Hundreds march for better school funding

More than 500 people have marched through the streets of Worthing to appeal to the government for fairer funding for West Sussex schools.

The march, organised by the campaign group SOS West Sussex, saw parents, children, supporters and teachers meet at Steyne Gardens on Saturday (April 21) before they made their way through the town centre to the seafront.

Save Our Schools West Sussex organised a school funding march in Worthing

Save Our Schools West Sussex organised a school funding march in Worthing

Organiser and local mum Mel Pickett said: “Hundreds of families from across West Sussex have come down to send a loud and clear message.

“There is a funding crisis taking hold in our schools right here, right now, and we are calling on the Government to adequately fund schools and give our children the education they deserve.”

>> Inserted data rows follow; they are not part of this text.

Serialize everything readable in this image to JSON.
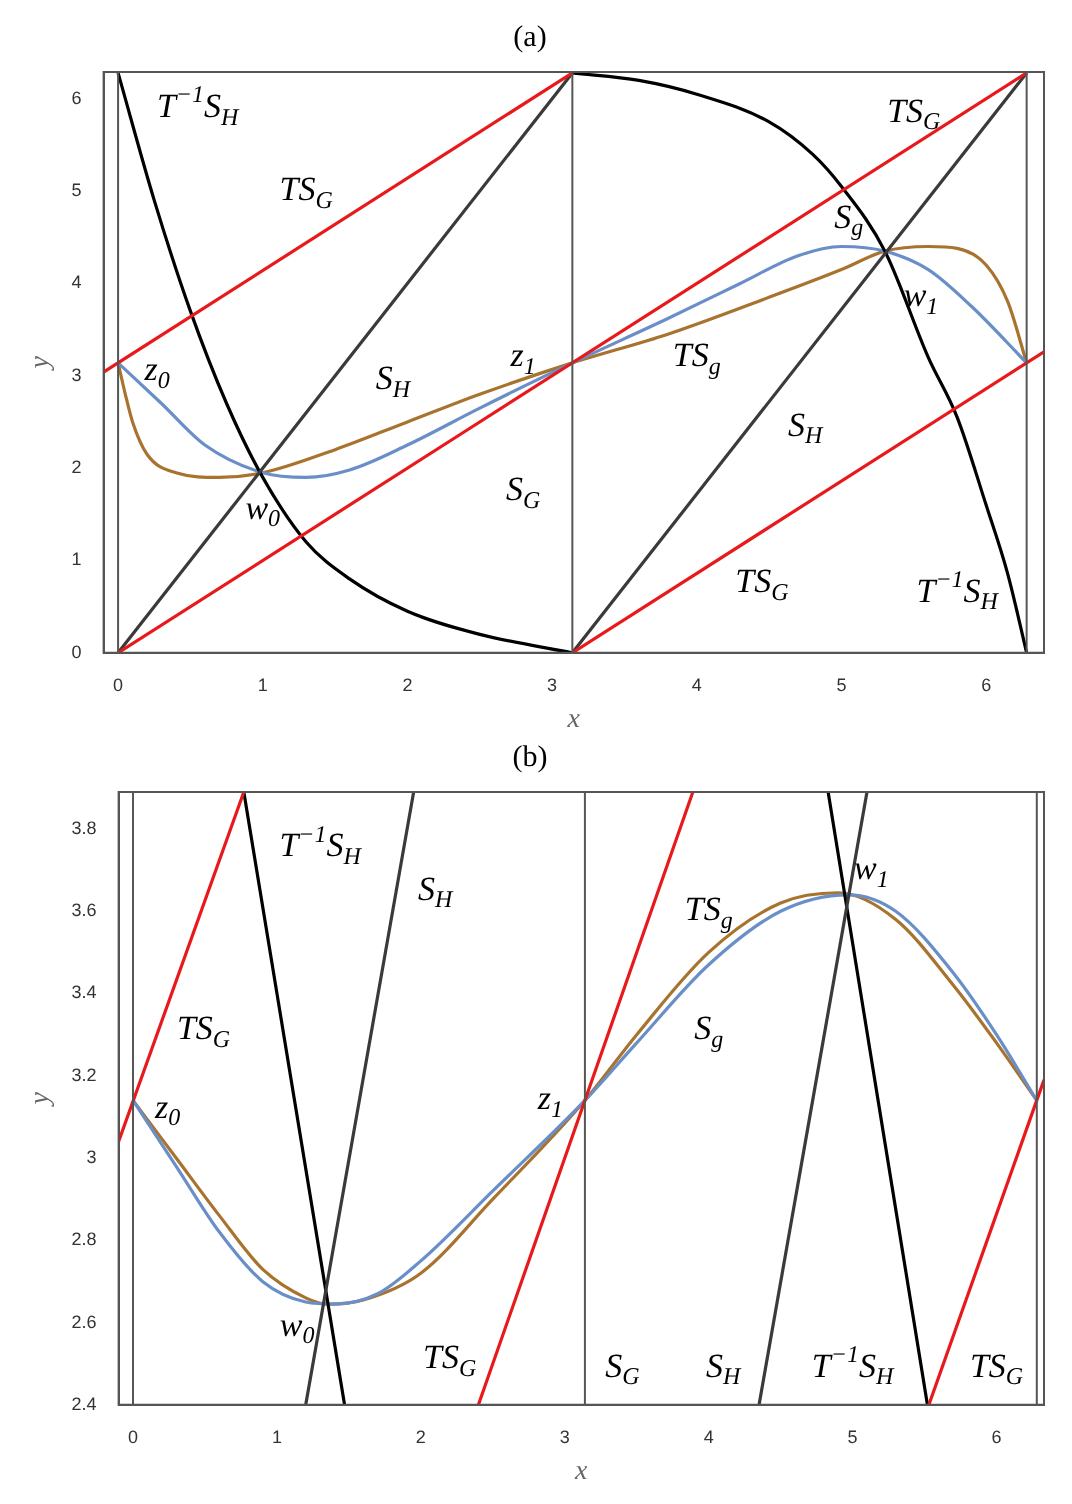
{
  "chart_data": [
    {
      "type": "line",
      "title": "(a)",
      "xlabel": "x",
      "ylabel": "y",
      "xlim": [
        -0.1,
        6.4
      ],
      "ylim": [
        0,
        6.29
      ],
      "xticks": [
        0,
        1,
        2,
        3,
        4,
        5,
        6
      ],
      "yticks": [
        0,
        1,
        2,
        3,
        4,
        5,
        6
      ],
      "grid": false,
      "ref_lines": [
        {
          "axis": "x",
          "value": 0,
          "color": "#555555"
        },
        {
          "axis": "x",
          "value": 3.14,
          "color": "#555555"
        },
        {
          "axis": "x",
          "value": 6.28,
          "color": "#555555"
        }
      ],
      "series": [
        {
          "color": "#e8191b",
          "x": [
            -0.1,
            3.14
          ],
          "values": [
            3.04,
            6.28
          ]
        },
        {
          "color": "#e8191b",
          "x": [
            0,
            6.28
          ],
          "values": [
            0,
            6.28
          ]
        },
        {
          "color": "#e8191b",
          "x": [
            3.14,
            6.4
          ],
          "values": [
            0,
            3.26
          ]
        },
        {
          "color": "#3a3a3a",
          "x": [
            0,
            3.14
          ],
          "values": [
            0,
            6.28
          ]
        },
        {
          "color": "#3a3a3a",
          "x": [
            3.14,
            6.28
          ],
          "values": [
            0,
            6.28
          ]
        },
        {
          "color": "#000000",
          "x": [
            0,
            0.25,
            0.5,
            0.75,
            1,
            1.3,
            1.6,
            2,
            2.5,
            3.14
          ],
          "values": [
            6.28,
            4.9,
            3.7,
            2.7,
            1.9,
            1.2,
            0.8,
            0.45,
            0.2,
            0
          ]
        },
        {
          "color": "#000000",
          "x": [
            3.14,
            3.6,
            4,
            4.5,
            4.8,
            5,
            5.3,
            5.6,
            5.8,
            6,
            6.15,
            6.28
          ],
          "values": [
            6.28,
            6.2,
            6.05,
            5.75,
            5.4,
            5.05,
            4.35,
            3.2,
            2.55,
            1.6,
            0.85,
            0
          ]
        },
        {
          "color": "#6a8fc8",
          "x": [
            0,
            0.3,
            0.6,
            1,
            1.3,
            1.6,
            2,
            2.5,
            3.14,
            3.8,
            4.3,
            4.7,
            5,
            5.3,
            5.6,
            5.9,
            6.28
          ],
          "values": [
            3.14,
            2.7,
            2.25,
            1.95,
            1.9,
            1.98,
            2.25,
            2.65,
            3.14,
            3.62,
            4.0,
            4.3,
            4.4,
            4.35,
            4.15,
            3.75,
            3.14
          ]
        },
        {
          "color": "#a8732e",
          "x": [
            0,
            0.05,
            0.1,
            0.2,
            0.4,
            0.7,
            1,
            1.5,
            2,
            2.5,
            3.14,
            3.8,
            4.5,
            5,
            5.3,
            5.6,
            5.8,
            6,
            6.15,
            6.28
          ],
          "values": [
            3.14,
            2.8,
            2.5,
            2.15,
            1.95,
            1.9,
            1.95,
            2.2,
            2.5,
            2.8,
            3.14,
            3.45,
            3.85,
            4.15,
            4.35,
            4.4,
            4.38,
            4.2,
            3.8,
            3.14
          ]
        }
      ],
      "annotations": [
        "T$^{−1}$S$_{H}$",
        "TS$_{G}$",
        {
          "text": "z$_{0}$",
          "x": 0,
          "y": 3.14
        },
        "S$_{H}$",
        {
          "text": "z$_{1}$",
          "x": 3.14,
          "y": 3.14
        },
        {
          "text": "w$_{0}$",
          "x": 0.98,
          "y": 1.95
        },
        "S$_{G}$",
        "TS$_{g}$",
        "S$_{g}$",
        {
          "text": "w$_{1}$",
          "x": 5.3,
          "y": 4.35
        },
        "TS$_{G}$",
        "S$_{H}$",
        "TS$_{G}$",
        "T$^{−1}$S$_{H}$"
      ]
    },
    {
      "type": "line",
      "title": "(b)",
      "xlabel": "x",
      "ylabel": "y",
      "xlim": [
        -0.1,
        6.33
      ],
      "ylim": [
        2.4,
        3.89
      ],
      "xticks": [
        0,
        1,
        2,
        3,
        4,
        5,
        6
      ],
      "yticks": [
        2.4,
        2.6,
        2.8,
        3.0,
        3.2,
        3.4,
        3.6,
        3.8
      ],
      "grid": false,
      "ref_lines": [
        {
          "axis": "x",
          "value": 0,
          "color": "#555555"
        },
        {
          "axis": "x",
          "value": 3.14,
          "color": "#555555"
        },
        {
          "axis": "x",
          "value": 6.28,
          "color": "#555555"
        }
      ],
      "series": [
        {
          "color": "#e8191b",
          "x": [
            -0.1,
            0.77
          ],
          "values": [
            3.04,
            3.89
          ]
        },
        {
          "color": "#e8191b",
          "x": [
            2.4,
            3.89
          ],
          "values": [
            2.4,
            3.89
          ]
        },
        {
          "color": "#e8191b",
          "x": [
            5.53,
            6.33
          ],
          "values": [
            2.4,
            3.19
          ]
        },
        {
          "color": "#3a3a3a",
          "x": [
            1.2,
            1.95
          ],
          "values": [
            2.4,
            3.89
          ]
        },
        {
          "color": "#3a3a3a",
          "x": [
            4.35,
            5.1
          ],
          "values": [
            2.4,
            3.89
          ]
        },
        {
          "color": "#000000",
          "x": [
            0.77,
            1.47
          ],
          "values": [
            3.89,
            2.4
          ]
        },
        {
          "color": "#000000",
          "x": [
            4.83,
            5.52
          ],
          "values": [
            3.89,
            2.4
          ]
        },
        {
          "color": "#6a8fc8",
          "x": [
            0,
            0.3,
            0.6,
            0.9,
            1.2,
            1.4,
            1.7,
            2,
            2.5,
            3.14,
            3.5,
            4,
            4.5,
            4.97,
            5.3,
            5.7,
            6,
            6.28
          ],
          "values": [
            3.14,
            2.98,
            2.82,
            2.7,
            2.65,
            2.645,
            2.67,
            2.75,
            2.92,
            3.14,
            3.28,
            3.47,
            3.6,
            3.64,
            3.6,
            3.45,
            3.3,
            3.14
          ]
        },
        {
          "color": "#a8732e",
          "x": [
            0,
            0.3,
            0.6,
            0.9,
            1.2,
            1.35,
            1.6,
            2,
            2.5,
            3.14,
            3.5,
            4,
            4.5,
            4.9,
            5.3,
            5.7,
            6,
            6.28
          ],
          "values": [
            3.14,
            3.0,
            2.86,
            2.73,
            2.66,
            2.645,
            2.655,
            2.72,
            2.9,
            3.14,
            3.3,
            3.5,
            3.62,
            3.645,
            3.58,
            3.42,
            3.28,
            3.14
          ]
        }
      ],
      "annotations": [
        "T$^{−1}$S$_{H}$",
        "S$_{H}$",
        "TS$_{G}$",
        {
          "text": "z$_{0}$",
          "x": 0,
          "y": 3.14
        },
        {
          "text": "w$_{0}$",
          "x": 1.32,
          "y": 2.65
        },
        "TS$_{G}$",
        {
          "text": "z$_{1}$",
          "x": 3.14,
          "y": 3.14
        },
        "S$_{G}$",
        "S$_{H}$",
        "T$^{−1}$S$_{H}$",
        "TS$_{G}$",
        "TS$_{g}$",
        "S$_{g}$",
        {
          "text": "w$_{1}$",
          "x": 4.97,
          "y": 3.64
        }
      ]
    }
  ]
}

Tim Loughton, MP for East Worthing and Shoreham, said: “I appreciate and applaud the passion of parents who joined teachers, unions and politicians at the schools’ march.

“Getting the best start in life for our kids is the most important thing as you would expect from a former children’s minister.”

With placards and banners waving and whistles blowing, the march brought traffic to a standstill as it crossed Marine Parade to the seafront.

Among the speakers was Jules White, head of Tanbridge House School, in Horsham, who has been the driving force behind the Worth Less? campaign for fairer funding.

Mr White told the crowd that schools in West Sussex received 70 per cent less funding than schools in some areas of London, adding: “I don’t want London schools to have less, I want West Sussex schools to have more.

“The school funding crisis is not a myth, it’s why we are all here.”

John Gadd, head of Thomas a Becket School, in Worthing, said: “We’ve got to continue to stand up for what’s fair and right.

“Our children’s education is being short-changed, their life chances short-changed and our country’s future short-changed.

“The number of people here today show the strength of feeling and by working together we’ll get our voices heard.”

Mr Loughton added: “This cause was actively and vociferously supported by Conservative MPs well before the SOS campaign was set up.

“We persuaded the Government to bring in a new fair funding formula for schools to deal with the arbitrary system which left West Sussex schools much worse funded than London ones especially.

“We lobbied Government for extra money and the additional £28m announced for West Sussex will help with some benefitting from double digit rises over the next two years.”

The National Funding Formula saw £1.3bn added to the country’s education budget over two years, taking it to £43.5bn by 2019/20.

But headteachers have warned schools will actually be worse off due to rising costs, including wages and pension and National Insurance contributions.

This point will be among the issues examined by a cross-party inquiry into school funding, which was launched last week.

Chaired by Robert Halfon, Conservative MP for Harlow, the education select committee will look into whether a longer-term plan for investment in education is needed.

Launching the inquiry, Mr Halfon said: “Young people are in compulsory education for around 13 years, yet Government only plans investment in education every three or four years.

“We need to move to a situation where education funding is not driven primarily by Treasury processes but rather by a long-term strategic assessment of our national priorities for education and skills.”

The inquiry was welcomed by the county’s headteachers.

Pan Panayiotou, of Worthing High, said: “A cross-party inquiry will only reveal what we as senior leaders have been saying for some time and that the funding formula is not fair by any definition and is underfunded.

“The Worth Less? campaign has been able to provide a strong platform and voice for us as headteachers and something needs to be actioned asap by government to address the shortfall in school budgets.

“Schools are having to make difficult decisions in order to balance their budgets and sadly this is leading to a narrowing of curriculum choices and redundancies in some schools.”

Mr Loughton and the other West Sussex MPs met education secretary Damian Hinds last week to discuss the funding problems faced by the county’s schools.

He said: “Whilst welcoming progress so far we made it very clear to the education secretary last week that we still need to go a lot further.

“Last summer I invited all local heads to a roundtable and asked them to provide specific examples of funding pressures on their own schools rather than national circular letters going round.

“This gives me the best ammunition when lobbying for better funding.

“Unfortunately only three schools obliged, so now I am inviting all chairs of governors to meet again to update me with some local details I can use so together we can finally get the fair deal for West Sussex children that we all want and they deserve.”